My very wise editor-in-chief Bernie Pacyniak isn’t quite in that category, and I assume he speaks for his entire age group when he explains that they should pay him to use the self-checkout seeing as how he’s doing all the labor.
Sadly, it looks like Bernie is on the losing end of this debate. Broderick says the devices are being installed in more and more stores, and they’re all being used by more customers as shoppers become more comfortable with them.
And suddenly every fact and figure about dwell time and candy placement at the register isn’t quite right. Customers aren’t looking at the same racks as they approach, they aren’t standing at the counter as long because the whole point of a self-checkout is that they’re faster. And there’s no cashier to nicely point them toward any special buys.
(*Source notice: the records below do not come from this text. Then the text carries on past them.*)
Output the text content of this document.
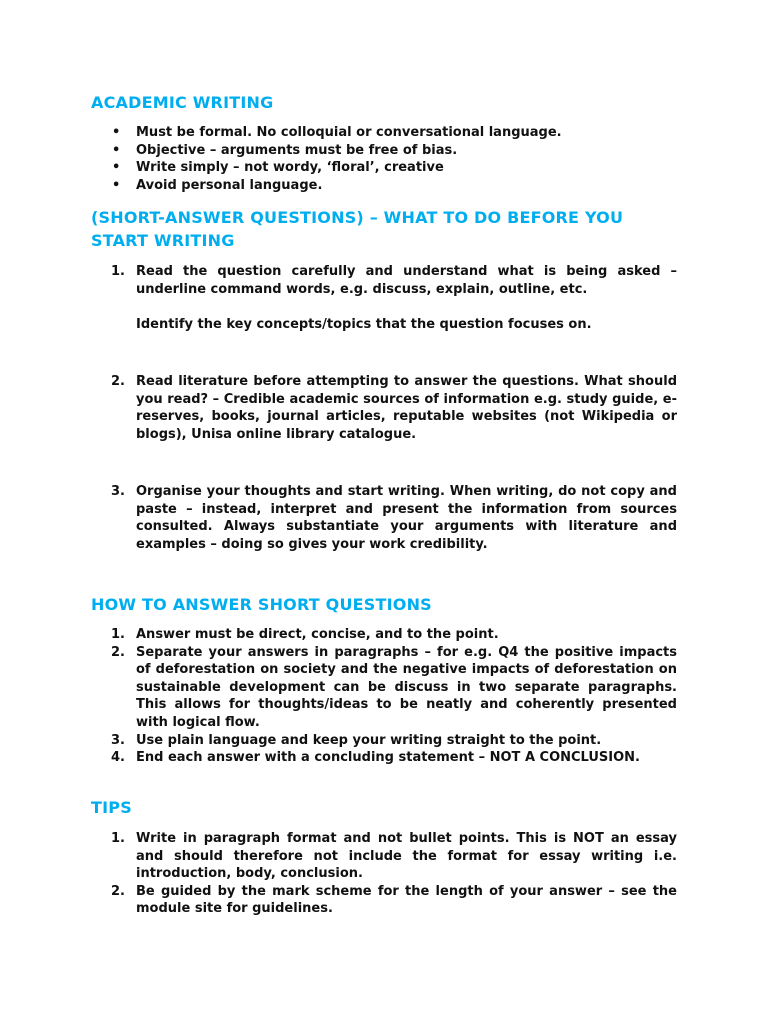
ACADEMIC WRITING
• Must be formal. No colloquial or conversational language.
• Objective – arguments must be free of bias.
• Write simply – not wordy, ‘floral’, creative
• Avoid personal language.
(SHORT-ANSWER QUESTIONS) – WHAT TO DO BEFORE YOU START WRITING
1. Read the question carefully and understand what is being asked – underline command words, e.g. discuss, explain, outline, etc.
Identify the key concepts/topics that the question focuses on.
2. Read literature before attempting to answer the questions. What should you read? – Credible academic sources of information e.g. study guide, e-reserves, books, journal articles, reputable websites (not Wikipedia or blogs), Unisa online library catalogue.
3. Organise your thoughts and start writing. When writing, do not copy and paste – instead, interpret and present the information from sources consulted. Always substantiate your arguments with literature and examples – doing so gives your work credibility.
HOW TO ANSWER SHORT QUESTIONS
1. Answer must be direct, concise, and to the point.
2. Separate your answers in paragraphs – for e.g. Q4 the positive impacts of deforestation on society and the negative impacts of deforestation on sustainable development can be discuss in two separate paragraphs. This allows for thoughts/ideas to be neatly and coherently presented with logical flow.
3. Use plain language and keep your writing straight to the point.
4. End each answer with a concluding statement – NOT A CONCLUSION.
TIPS
1. Write in paragraph format and not bullet points. This is NOT an essay and should therefore not include the format for essay writing i.e. introduction, body, conclusion.
2. Be guided by the mark scheme for the length of your answer – see the module site for guidelines.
Mars had a self checkout set up at their booth during the Expo, with candy bars at the front as shoppers approach, then magazines on the left of the shoppers as they get closer, and finally gum and mints right next to the register.
But even the best laid planograms have issues.
For one thing, Mars says many stores are installing self checkouts without even telling them, making it hard to come up with ways to place the candy at just the right spot.
Worse yet, research is showing that there’s been an 10 percent dip in impulse purchases at self-check outs.
As Tim Lebel, Vice President of Sales, Grocery, Value and Military Channels
Mars Chocolate North America, said, while pointing to the self-checkout at the end of the presentation, “This is the one that keeps me up at night.”
Luckily, for me, it’s just all those Snicker’s Bites.